TryHackMe - ParrotPost: Phishing Analysis

Reveal how attackers can craft client-side credential-stealing webpages that evade detection by security tools.

Created: 13/08/2024 18:39 Last Updated: 13/08/2024 21:38

While working as a SOC Analyst for Flying-Secม you receive an incoming report from senior executive Paul Feathers. Paul recently received an email from ParrotPost, a legitimate company email tool, asking him to log into his account to resolve an issue with his account information. Your task is to investigate the email and determine whether it is a legitimate request or a phishing attempt.

Email Headers

Let's talk about analyzing email files. Emails are comprised of several components, including the header, body, and, if applicable, any attachments.
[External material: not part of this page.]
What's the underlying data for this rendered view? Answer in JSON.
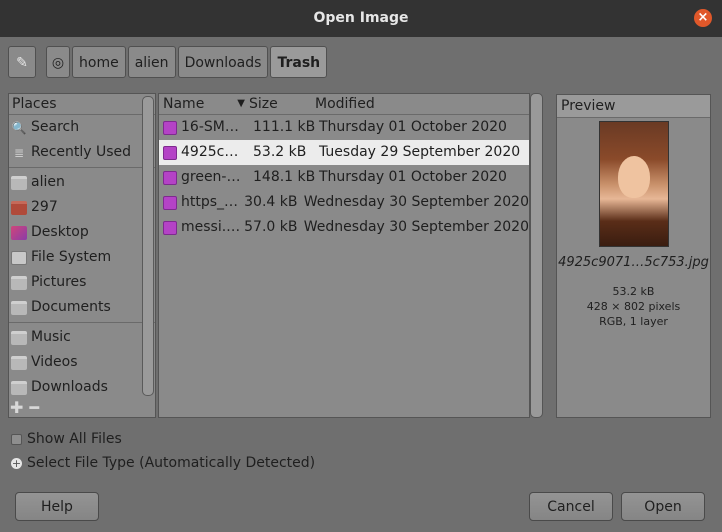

The standard that emails generally follow is defined by the Internet Engineering Task Force (IETF), specifically in RFC 5322, which specifies the syntax and semantics of email messages, and the RFC 2045-2049 series, which defines the Multipurpose Internet Mail Extensions (MIME) standard for email messages on the Internet.

Email Headers The email headers are a great place to start when manually investigating a suspicious email. Email headers contain important metadata and information such as the sender and recipient's email addresses, the date and time the email was sent, and the path the message took to reach its intended destination. Investigating email headers can provide valuable insights into an email's origin and potential security concerns.

Viewing Email Headers The process for viewing an email's headers can vary depending on the email client or service you are using. Sometimes in the specific email's context or view menu, there will be an option to view the headers directly or to download the original message as a file. In our case, we already have a copy of the email Paul received in .eml format. The .eml file format is in plaintext, meaning it can be read and edited using a basic text editor like Notepad, TextEdit, or Sublime Text.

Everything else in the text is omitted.